Dell posted the survey on a company blog, asking PC users to choose between Linux flavors such as Fedora and Ubuntu, and to pick more general choices such as notebooks versus desktops, high-end models versus value models and telephone-based support versus community-based support.
(Excerpt) Read more at open.itworld.com ...
Interesting ping.
Looks like Dell fears Mac the mouse more then Gates the great...
Makes sense to me. Dell makes no money off the OS.
My Dell (2004-2006)
Stupid question but is Linux just like Windows in the way it looks and operates?
Dell should hire several hundred first-rate software engineers to transform Linux into a high-quality application platform. If they devote the necessary resources, they could have DellOS ready to ship in three or four years.
"Stupid question but is Linux just like Windows in the way it looks and operates?"
It's close, but not identical-
If you would like to see how well it works, and looks, on a machine you are using, get a "live CD"-- a CD that will boot your machine without changing anything on the hard drive.
Two examples?
http://www.ubuntu.com/
http://www.knopper.net/knoppix/index-en.html
You can order a CD, or better, download the ISO file and burn it to your own disc. Set the PC to boot from the CD drive, and see how you like it.
It is NOT a stupid question. It has a few minor differences, but it a quick learning curve.

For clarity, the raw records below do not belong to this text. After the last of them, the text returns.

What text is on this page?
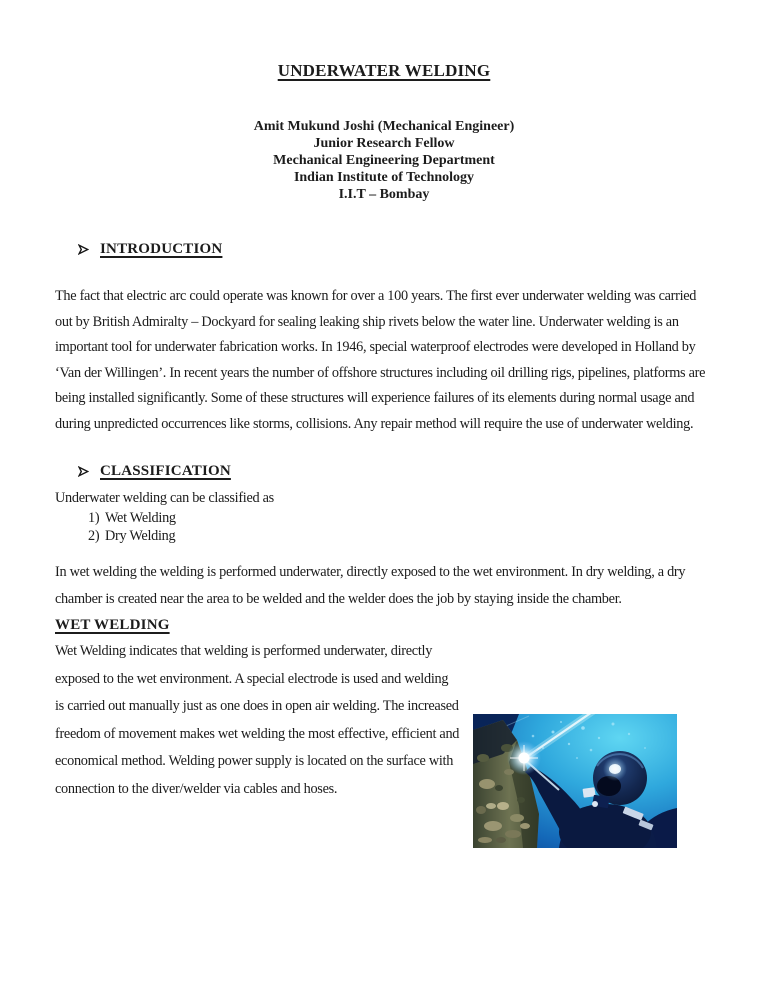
UNDERWATER WELDING
Amit Mukund Joshi (Mechanical Engineer)
Junior Research Fellow
Mechanical Engineering Department
Indian Institute of Technology
I.I.T – Bombay
INTRODUCTION

The fact that electric arc could operate was known for over a 100 years. The first ever underwater welding was carried out by British Admiralty – Dockyard for sealing leaking ship rivets below the water line. Underwater welding is an important tool for underwater fabrication works. In 1946, special waterproof electrodes were developed in Holland by ‘Van der Willingen’. In recent years the number of offshore structures including oil drilling rigs, pipelines, platforms are being installed significantly. Some of these structures will experience failures of its elements during normal usage and during unpredicted occurrences like storms, collisions. Any repair method will require the use of underwater welding.

CLASSIFICATION

Underwater welding can be classified as

1) Wet Welding
2) Dry Welding

In wet welding the welding is performed underwater, directly exposed to the wet environment. In dry welding, a dry chamber is created near the area to be welded and the welder does the job by staying inside the chamber.

WET WELDING

Wet Welding indicates that welding is performed underwater, directly exposed to the wet environment. A special electrode is used and welding is carried out manually just as one does in open air welding. The increased freedom of movement makes wet welding the most effective, efficient and economical method. Welding power supply is located on the surface with connection to the diver/welder via cables and hoses.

If you want the EASIEST and BEST distro, I would say download and burn a live cd of MEPIS. It can be found HERE. It is a build from UBUNTU, but it is easier, and is a cleaner install (everything "just works"). You can run it off a live cd to see if you like it. I will never go back to windows.
Frankly, I don't give a damn, except for the "competition is good" aspect.
It can be, it can also look and feel like a mac. In terms of what goes on under the hood its far more like a Mac than it is like windows.
Hal,
its only going to be worth it if Dell ditches the X environment and writes a proprietary GUI thats not exactly the business they are in. Otherwise you will just see people downloading it for themselves.
I agree.
Apple's product has alot of innovation in it.
MS's doesn't.
It can look like windows.
But it doesn't have to.
http://images.google.com/images?hl=en&q=kde+3.5&btnG=Search+Images&gbv=1
KDE is similar to windows in that you have a toolbar and a "start" menu.
Red Hat has done that already.
Actually they do, which is why nobody sells Linux preinstalled on home desktops. Microsoft provides a portion of the O/S dollars back to the OEM vendors who then in turn use that money to help pay for customer support.
Linux is a foreign clone of Unix products, not Windows. Therefore it's natively more like Apple's OSX, although some foreign cloners have built a couple of versions that look exactly like Windows, but probably you won't see those here in the states due to threat of lawsuit.